I am trying to learn how to program in C++, so I created something that allowed to you enter a minimum, and maximum parameter, and it will compute k+(k+1)+(k+2)+...+(max)
, and compared it to the analytical value, using the standard formula (n(n+1)/2)
. It seems to work fine when I try small numbers, but when, for example, trying min=4
, max=4*10^5
(400,000), I get a negative result for the sum, but a positive result checking with the analytical method, even after changing the type from 'int' to 'long'. Trying other combinations, I have achieved the opposite, with the analytical method resulting in a negative sum. I suspect this is related to the fact the type int
can go up to a certain number of digits, but I wanted some confirmation on that, and if it isn't, what the actual problem is. The code is provided below:
#include <iostream>
// Values are inconsistent when paramin,parammax become large.
// For example, try (parammin,parammax)=(4,400,000)
int main() {
int parammax,parammin;
std::cout << "Input a minimum, then maximum parameter to sum up to" << std::endl;
std::cin >> parammin >> parammax;
int sum=0;
for (int iter = parammin; iter <= parammax; iter++){
sum += iter;
}
std::cout << "The sum is: " << sum << std::endl;
const int analyticalmethod = (parammax*(parammax+1)-parammin*(parammin-1))/2;
std::cout << "The analytical result for the sum is,"

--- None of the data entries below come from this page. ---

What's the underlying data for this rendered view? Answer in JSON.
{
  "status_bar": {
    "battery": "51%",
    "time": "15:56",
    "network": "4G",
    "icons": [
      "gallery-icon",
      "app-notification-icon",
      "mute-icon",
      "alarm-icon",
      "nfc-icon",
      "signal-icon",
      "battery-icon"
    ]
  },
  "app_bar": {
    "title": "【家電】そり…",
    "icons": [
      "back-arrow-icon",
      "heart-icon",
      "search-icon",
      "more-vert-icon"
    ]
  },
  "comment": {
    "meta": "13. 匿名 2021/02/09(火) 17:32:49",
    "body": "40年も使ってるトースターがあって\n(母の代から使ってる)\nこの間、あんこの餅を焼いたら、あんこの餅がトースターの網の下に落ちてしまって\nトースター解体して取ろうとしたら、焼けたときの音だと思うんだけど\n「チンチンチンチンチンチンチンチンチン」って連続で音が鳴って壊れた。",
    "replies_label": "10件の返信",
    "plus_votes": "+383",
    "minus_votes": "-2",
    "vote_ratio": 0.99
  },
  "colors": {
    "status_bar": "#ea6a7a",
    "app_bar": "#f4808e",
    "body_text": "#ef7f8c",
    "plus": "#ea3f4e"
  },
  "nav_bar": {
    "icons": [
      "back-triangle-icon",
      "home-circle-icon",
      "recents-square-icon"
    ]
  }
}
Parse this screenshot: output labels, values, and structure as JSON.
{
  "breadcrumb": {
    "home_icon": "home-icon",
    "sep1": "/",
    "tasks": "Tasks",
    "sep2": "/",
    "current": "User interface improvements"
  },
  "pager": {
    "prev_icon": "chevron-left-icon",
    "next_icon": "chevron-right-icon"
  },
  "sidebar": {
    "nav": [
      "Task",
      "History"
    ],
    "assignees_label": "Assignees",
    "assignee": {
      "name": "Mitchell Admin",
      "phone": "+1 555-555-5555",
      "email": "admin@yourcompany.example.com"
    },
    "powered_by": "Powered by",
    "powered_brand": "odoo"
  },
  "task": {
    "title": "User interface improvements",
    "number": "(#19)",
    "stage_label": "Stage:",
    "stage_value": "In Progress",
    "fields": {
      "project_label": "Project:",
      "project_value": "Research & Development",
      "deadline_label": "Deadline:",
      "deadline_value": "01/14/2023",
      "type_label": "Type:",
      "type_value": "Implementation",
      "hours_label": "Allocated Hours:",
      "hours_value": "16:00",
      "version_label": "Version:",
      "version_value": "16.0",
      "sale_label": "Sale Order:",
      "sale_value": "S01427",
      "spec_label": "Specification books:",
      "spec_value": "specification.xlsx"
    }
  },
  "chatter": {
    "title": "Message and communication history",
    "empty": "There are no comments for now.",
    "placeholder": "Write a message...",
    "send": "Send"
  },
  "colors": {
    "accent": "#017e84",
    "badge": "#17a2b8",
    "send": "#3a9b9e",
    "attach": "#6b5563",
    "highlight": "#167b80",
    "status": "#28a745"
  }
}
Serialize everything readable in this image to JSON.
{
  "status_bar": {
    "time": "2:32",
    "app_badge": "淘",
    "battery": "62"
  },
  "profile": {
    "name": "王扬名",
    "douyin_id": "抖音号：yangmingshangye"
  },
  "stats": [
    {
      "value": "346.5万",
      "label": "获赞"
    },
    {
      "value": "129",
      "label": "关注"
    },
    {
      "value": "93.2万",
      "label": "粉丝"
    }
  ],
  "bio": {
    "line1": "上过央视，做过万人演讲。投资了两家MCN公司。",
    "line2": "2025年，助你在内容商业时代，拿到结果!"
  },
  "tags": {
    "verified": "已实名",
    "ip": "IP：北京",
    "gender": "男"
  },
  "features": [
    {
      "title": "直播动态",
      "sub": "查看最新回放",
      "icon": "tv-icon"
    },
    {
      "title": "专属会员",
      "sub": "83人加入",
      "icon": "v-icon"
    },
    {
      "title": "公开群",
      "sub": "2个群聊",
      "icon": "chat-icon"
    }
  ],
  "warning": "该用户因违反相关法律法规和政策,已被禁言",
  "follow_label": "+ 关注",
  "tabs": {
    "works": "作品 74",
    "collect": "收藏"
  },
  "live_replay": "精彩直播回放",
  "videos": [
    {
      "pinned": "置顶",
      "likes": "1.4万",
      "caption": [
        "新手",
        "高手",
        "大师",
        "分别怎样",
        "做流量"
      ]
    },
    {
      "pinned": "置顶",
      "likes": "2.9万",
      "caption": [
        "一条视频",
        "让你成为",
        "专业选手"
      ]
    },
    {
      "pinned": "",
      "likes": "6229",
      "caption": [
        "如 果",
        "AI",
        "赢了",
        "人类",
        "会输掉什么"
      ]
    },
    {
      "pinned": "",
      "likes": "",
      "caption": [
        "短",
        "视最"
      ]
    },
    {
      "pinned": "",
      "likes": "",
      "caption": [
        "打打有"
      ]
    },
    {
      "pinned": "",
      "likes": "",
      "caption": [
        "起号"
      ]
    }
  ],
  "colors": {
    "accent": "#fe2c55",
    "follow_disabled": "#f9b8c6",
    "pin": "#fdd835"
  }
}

" via (max*(max+1)-min*(min-1))/2: "
<< analyticalmethod << std::endl;
return 0;
}
Using very large numbers without control is dangerous in C++. The basic types int
, long
and long long
are implementation dependant, with only the following requirements:
int
is at least 16 bits largelong
is at least as large as int
and at least 32 bits largelong long
is at least as large as long
and at least 64 bits largeIf you think you can need larger values, you should considere a multi precision library like the excellent gmp.